Hong Chau in Downsizing |
Searching for a compassionate solution to overpopulation, Norwegian scientists discover a method to shrink human beings down to five inches. The perk for the planet is that an entire community produces a single ordinary bag of trash in a year. But the real appeal for most of those who volunteer to undergo the procedure is that they instantly become rich.
Matt Damon, Kristen Wiig, Hong Chau and Alexander Payne |
From Variety:
Alexander Payne's science-fiction comedy about humans who get miniaturized to save the planet (and live like royalty) is that rare thing: a ticklish and resonant crowd-pleaser for grown-ups.
...Payne may be the closest thing we have to a studio-system classicist. His films are built with a craftsmanship so beveled and honed that it’s beyond impeccable, yet that very precision can, at times, rob his movies of spontaneity. ...the movie, in the end, is more amusing than exhilarating, and what should be its emotional payoff hinges too much (for my taste) on the director’s apocalyptic vision of climate change. “Downsizing” turns into a movie about saving the human race. But it’s most fun when it’s about saving one man whose life turns out to be bigger than a hill of beans.What I liked best about the film were the international characters that Paul encounters in Leisureland and beyond, throwing him completely out of his Omaha middle-class comfort zone.
From the Daily Beast:
...Paul sets off on one of those oh-so-Hollywood journeys of self-discovery, encountering a series of outsize characters along the way. There is Dusan (Christoph Waltz, deliciously extra), a Serbian smuggler with a penchant for drug-fueled all-night parties in his penthouse suite, and Ngoc Lan (Hong Chau, extraordinary), a cleaning company owner who resides in a dilapidated tenement on the outskirts of Leisureland populated by the (predominately Hispanic) mini-forgotten.
During the press conference, a journalist asked if Payne and Taylor had intentionally set out to write a film where an American man gets educated by Europeans and an Asian woman -- a question I thought was terrific because I had wondered the same thing. Taylor sputtered a bit until finally admitting, "This is the first time we're hearing that."
Christoph Walz and Hong Chau |
Variety again: “...Hong Chau’s performance is remarkable. She starts off as a borderline stereotype — a bitter refugee spitting venom in broken English — and then melts into the film’s most surprising character.”
From The Wrap: "If there’s a standout here, it’s Chau, taking a character who could easily have been a saintly martyr and making her funny, bristly, moving and occasionally profane. As awards season kicks up, she should definitely be part of the conversation."

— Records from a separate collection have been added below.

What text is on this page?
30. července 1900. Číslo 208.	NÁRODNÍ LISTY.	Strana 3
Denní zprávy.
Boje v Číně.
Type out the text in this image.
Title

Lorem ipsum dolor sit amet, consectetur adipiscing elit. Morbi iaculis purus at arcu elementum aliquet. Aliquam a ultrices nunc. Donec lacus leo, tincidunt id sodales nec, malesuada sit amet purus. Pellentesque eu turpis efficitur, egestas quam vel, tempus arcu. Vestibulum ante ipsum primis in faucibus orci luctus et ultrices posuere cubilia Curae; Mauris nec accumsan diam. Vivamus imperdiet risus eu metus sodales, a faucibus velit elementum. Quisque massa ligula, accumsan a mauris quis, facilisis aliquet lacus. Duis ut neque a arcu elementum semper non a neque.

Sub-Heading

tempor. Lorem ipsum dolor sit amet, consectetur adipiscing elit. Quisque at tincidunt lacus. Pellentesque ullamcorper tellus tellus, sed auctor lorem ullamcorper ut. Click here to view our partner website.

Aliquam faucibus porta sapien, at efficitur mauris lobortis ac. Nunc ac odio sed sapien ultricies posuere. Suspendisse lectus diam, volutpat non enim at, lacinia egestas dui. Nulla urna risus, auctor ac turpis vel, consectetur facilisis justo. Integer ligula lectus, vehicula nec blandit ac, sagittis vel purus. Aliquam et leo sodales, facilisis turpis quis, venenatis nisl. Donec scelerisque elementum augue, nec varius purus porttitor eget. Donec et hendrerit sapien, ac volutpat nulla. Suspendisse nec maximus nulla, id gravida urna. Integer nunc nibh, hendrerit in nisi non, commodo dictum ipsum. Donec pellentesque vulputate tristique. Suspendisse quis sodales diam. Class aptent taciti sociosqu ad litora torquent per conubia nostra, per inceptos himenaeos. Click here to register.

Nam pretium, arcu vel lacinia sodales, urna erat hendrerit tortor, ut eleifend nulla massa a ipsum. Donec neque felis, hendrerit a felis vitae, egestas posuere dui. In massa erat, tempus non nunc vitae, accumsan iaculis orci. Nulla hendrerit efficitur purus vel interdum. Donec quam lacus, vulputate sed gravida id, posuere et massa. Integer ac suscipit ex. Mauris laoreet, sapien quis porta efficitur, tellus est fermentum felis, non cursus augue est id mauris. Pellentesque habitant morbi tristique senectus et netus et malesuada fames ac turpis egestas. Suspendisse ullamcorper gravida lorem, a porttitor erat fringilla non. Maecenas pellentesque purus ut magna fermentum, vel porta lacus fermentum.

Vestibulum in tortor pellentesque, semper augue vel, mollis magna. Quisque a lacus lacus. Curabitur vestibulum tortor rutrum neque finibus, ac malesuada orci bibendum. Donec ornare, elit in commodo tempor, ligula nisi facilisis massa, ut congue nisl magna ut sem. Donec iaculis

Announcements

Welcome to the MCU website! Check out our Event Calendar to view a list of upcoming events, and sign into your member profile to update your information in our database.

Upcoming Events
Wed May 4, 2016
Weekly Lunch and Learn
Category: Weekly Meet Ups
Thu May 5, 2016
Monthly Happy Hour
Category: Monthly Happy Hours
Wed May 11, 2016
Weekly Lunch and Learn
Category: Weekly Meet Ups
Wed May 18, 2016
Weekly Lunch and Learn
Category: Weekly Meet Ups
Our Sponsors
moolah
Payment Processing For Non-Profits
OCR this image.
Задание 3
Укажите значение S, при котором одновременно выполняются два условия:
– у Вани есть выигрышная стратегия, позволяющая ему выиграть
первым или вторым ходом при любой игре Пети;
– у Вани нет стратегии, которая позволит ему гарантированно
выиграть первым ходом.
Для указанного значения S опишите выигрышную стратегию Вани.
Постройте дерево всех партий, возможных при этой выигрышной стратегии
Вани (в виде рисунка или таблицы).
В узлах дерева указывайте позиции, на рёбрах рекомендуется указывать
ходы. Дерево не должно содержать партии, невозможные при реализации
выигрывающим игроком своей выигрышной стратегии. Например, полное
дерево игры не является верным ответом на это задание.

From The Telegraph: "..it’s rescued from mawkishness by some well-placed jabs of dry humour and a terrifically appealing performance from Chau, whose character’s snappy matter-of-factness beautifully complements Damon’s nicely pitched bluff affability. Their chemistry turbo-charges the film through its increasingly foreboding final stretch, in which the fate of humanity (really!) hangs in the balance."It is a striking coincidence that the film premiered during the aftermath of Hurricane Harvey, and the catastrophic flooding in Houston, Texas -- even though Jim Taylor said they had been working on it for about ten years.
Downsizing opens on December 22.
Ciao from the Venice Film Festival,
Cat Bauer
Venetian Cat - The Venice Blog
Kudos to Alexander Payne and Jim Taylor for writing a script with a great role for a woman -- and a Vietnamese dissident with an amputated leg, no less. Hong Chau will certainly be nominated when award season rolls around for her role as Ngoc Lan, a house cleaner who captures Matt Damon's heart after he shrinks down and moves into Leisureland, New Mexico, the ultimate suburbia for small people.